Voting is compulsory, and all citizens are automatically registered. Minority-language voters sometimes have trouble obtaining voting documents in their native language. Political parties are for the most part publicly funded. While no referendum mechanism exists, regional citizen assemblies and other participative models are becoming more common.

The media are largely independent, but major print-press groups are experiencing severe financial difficulties. While civil rights and political liberties are generally well protected, recent anti-terrorist and anti-immigrant measures have prompted civil-rights concerns. Discrimination against ethnic minorities and refugees can be a problem, but the country has been a leader on same-sex marriage rights.

Courts have struck down or modified several controversial government anti-terror and migrant policies, highlighting their independence.
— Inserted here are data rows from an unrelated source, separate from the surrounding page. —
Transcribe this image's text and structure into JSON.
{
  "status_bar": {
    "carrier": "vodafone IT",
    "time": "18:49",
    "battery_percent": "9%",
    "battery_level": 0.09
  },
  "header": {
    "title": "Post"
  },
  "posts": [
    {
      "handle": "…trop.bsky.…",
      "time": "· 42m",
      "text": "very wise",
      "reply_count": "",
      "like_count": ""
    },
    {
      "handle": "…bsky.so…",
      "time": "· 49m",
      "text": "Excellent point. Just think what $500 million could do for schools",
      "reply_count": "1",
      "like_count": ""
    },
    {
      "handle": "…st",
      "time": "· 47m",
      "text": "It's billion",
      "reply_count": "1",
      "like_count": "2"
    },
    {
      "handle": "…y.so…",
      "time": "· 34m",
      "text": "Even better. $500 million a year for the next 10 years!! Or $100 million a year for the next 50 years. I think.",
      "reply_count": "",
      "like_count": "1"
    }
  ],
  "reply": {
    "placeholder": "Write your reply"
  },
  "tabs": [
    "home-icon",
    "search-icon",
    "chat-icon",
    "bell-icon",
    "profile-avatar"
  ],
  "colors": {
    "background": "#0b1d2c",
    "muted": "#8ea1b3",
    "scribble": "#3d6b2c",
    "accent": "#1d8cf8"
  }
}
However, chronic underfunding means cases are often subject to long delays. A string of office-abuse cases has generated pressure for stronger enforcement of anti-corruption laws.

Good Governance


Executive Capacity

With several significant governance weaknesses, Belgium falls into the lower-middle ranks (rank 27) in terms of executive capacity. Its score on this measure has declined by 0.2 points since 2014.

A disagreement over the UN migration pact led the right-wing N-VA party to withdraw from the governing coalition, resulting in a minority government. Legislative elections created a highly polarized parliament, with the deadlock producing a caretaker government.
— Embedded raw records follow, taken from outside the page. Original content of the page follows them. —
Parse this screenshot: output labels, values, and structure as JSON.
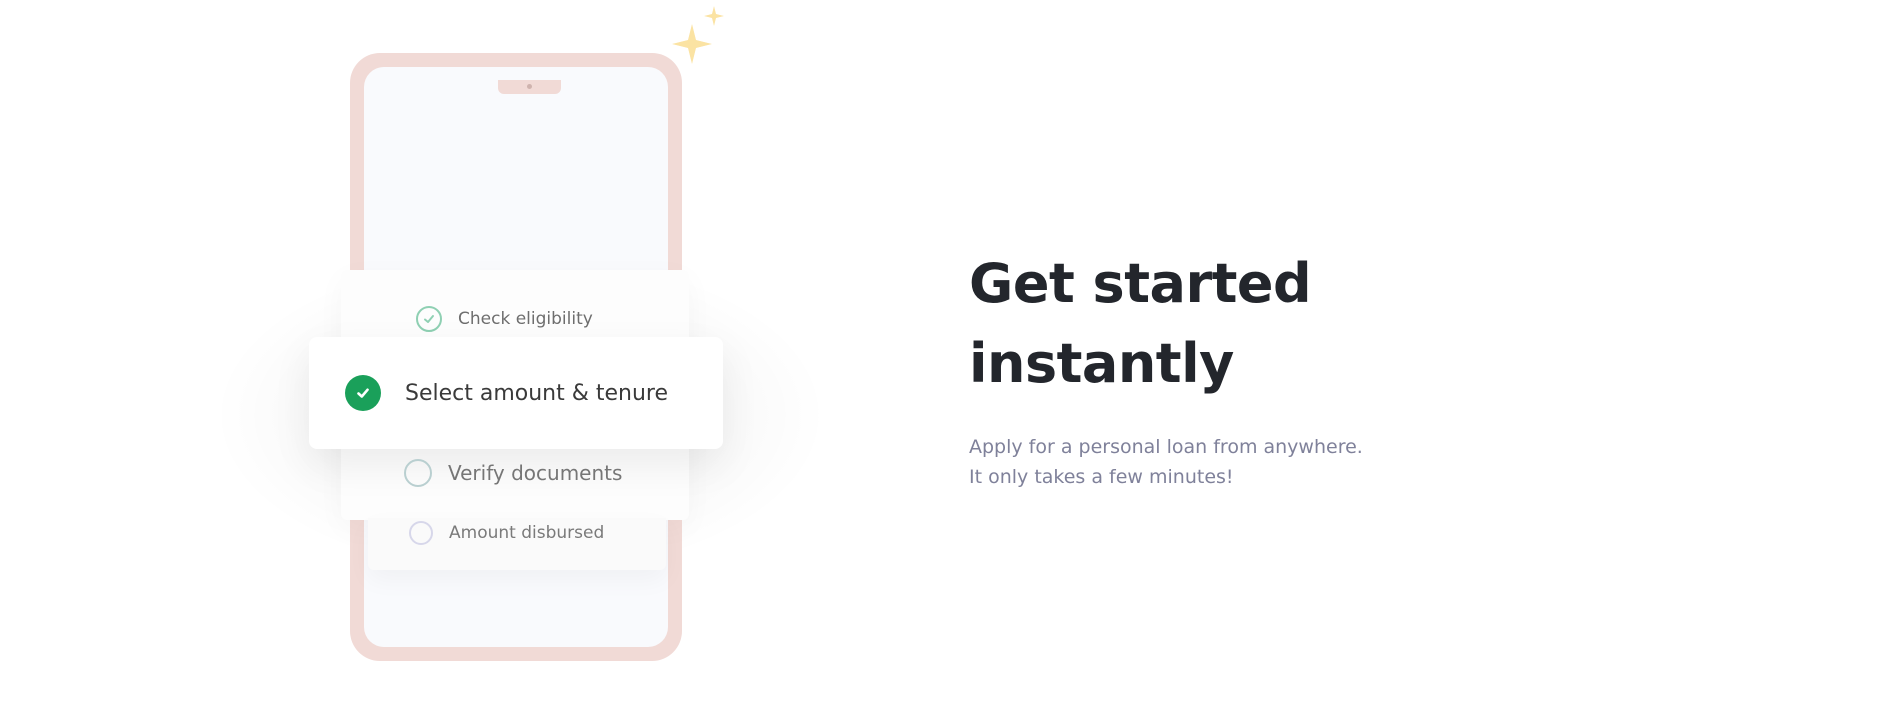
{
  "illustration": {
    "steps": [
      {
        "label": "Check eligibility",
        "state": "done"
      },
      {
        "label": "Select amount & tenure",
        "state": "active"
      },
      {
        "label": "Verify documents",
        "state": "pending"
      },
      {
        "label": "Amount disbursed",
        "state": "pending"
      }
    ],
    "icons": {
      "done": "check-circle-outline-icon",
      "active": "check-circle-filled-icon",
      "pending": "empty-circle-icon",
      "decoration": "sparkle-icon"
    }
  },
  "hero": {
    "headline_line1": "Get started",
    "headline_line2": "instantly",
    "subtext_line1": "Apply for a personal loan from anywhere.",
    "subtext_line2": "It only takes a few minutes!"
  },
  "colors": {
    "phone_frame": "#f1dad6",
    "screen": "#f9fafd",
    "success_green": "#1aa05a",
    "done_outline": "#8fd0b3",
    "headline": "#23262c",
    "subtext": "#7f819a",
    "sparkle": "#fbe3a3"
  }
}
The prime minister’s office contains a policy-steering unit that evaluates and coordinates the most important proposals. Although governments are generally broad coalitions, ministers must approve policies collegially, rendering informal coordination is vital. Coordination between the federal government and the powerful regional governments has been difficult.

Regulatory impact assessments are generally little more than formalities, but some regulators are taking them increasingly seriously. Ex post evaluation often actively seeks to justify policies. While consultation with outside stakeholders is common, the previous coalition actively sought to reduce union influence. The highly polarized political landscape has badly undermined self-monitoring efforts.

Executive Accountability

With strong structural legislative-oversight powers, Belgium receives a good overall score (rank 8) in the area of executive accountability. Its score in this area has declined by 0.2 points relative to 2014.
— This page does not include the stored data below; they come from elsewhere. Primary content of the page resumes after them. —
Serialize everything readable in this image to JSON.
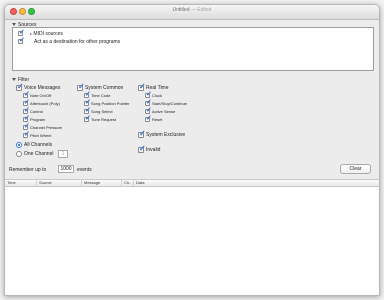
{
  "window": {
    "title": "Untitled",
    "subtitle": "— Edited"
  },
  "sources": {
    "heading": "Sources",
    "items": [
      {
        "label": "MIDI sources",
        "checked": true
      },
      {
        "label": "Act as a destination for other programs",
        "checked": true
      }
    ]
  },
  "filter": {
    "heading": "Filter",
    "voice_messages": {
      "label": "Voice Messages",
      "items": [
        "Note On/Off",
        "Aftertouch (Poly)",
        "Control",
        "Program",
        "Channel Pressure",
        "Pitch Wheel"
      ]
    },
    "system_common": {
      "label": "System Common",
      "items": [
        "Time Code",
        "Song Position Pointer",
        "Song Select",
        "Tune Request"
      ]
    },
    "real_time": {
      "label": "Real Time",
      "items": [
        "Clock",
        "Start/Stop/Continue",
        "Active Sense",
        "Reset"
      ]
    },
    "system_exclusive": "System Exclusive",
    "invalid": "Invalid",
    "channels": {
      "all_label": "All Channels",
      "one_label": "One Channel",
      "one_value": "1",
      "selected": "all"
    }
  },
  "remember": {
    "prefix": "Remember up to",
    "value": "1000",
    "suffix": "events"
  },
  "clear_button": "Clear",
  "table": {
    "columns": [
      "Time",
      "Source",
      "Message",
      "Ch...",
      "Data"
    ]
  },
  "colors": {
    "checkmark": "#2a6fd6",
    "close": "#fc5f57",
    "minimize": "#fdbc40",
    "zoom": "#33c748"
  }
}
Parliament is powerful, with parties and individual members having access to significant resources. In some cases, the government has failed to collect data on sensitive issues in order to avoid disclosing it to committees. The audit and ombuds offices are independent and influential, and regions also maintain ombuds offices. A newly created data-protection authority is also designed to be independent.

The population has become increasingly active in demanding policies from the various government levels, exemplified by “gilet jaunes”-like unrest, and young peoples’ climate-change demonstrations. Newspapers and other media have deepened their political and policy coverage.

Political parties offer a modicum of internal democracy. Trade unions and employers’ organizations are sophisticated and work closely with the government, with research expertise even outside their core fields. The largest noneconomic interest groups also influence policy, with some tied to individual political parties.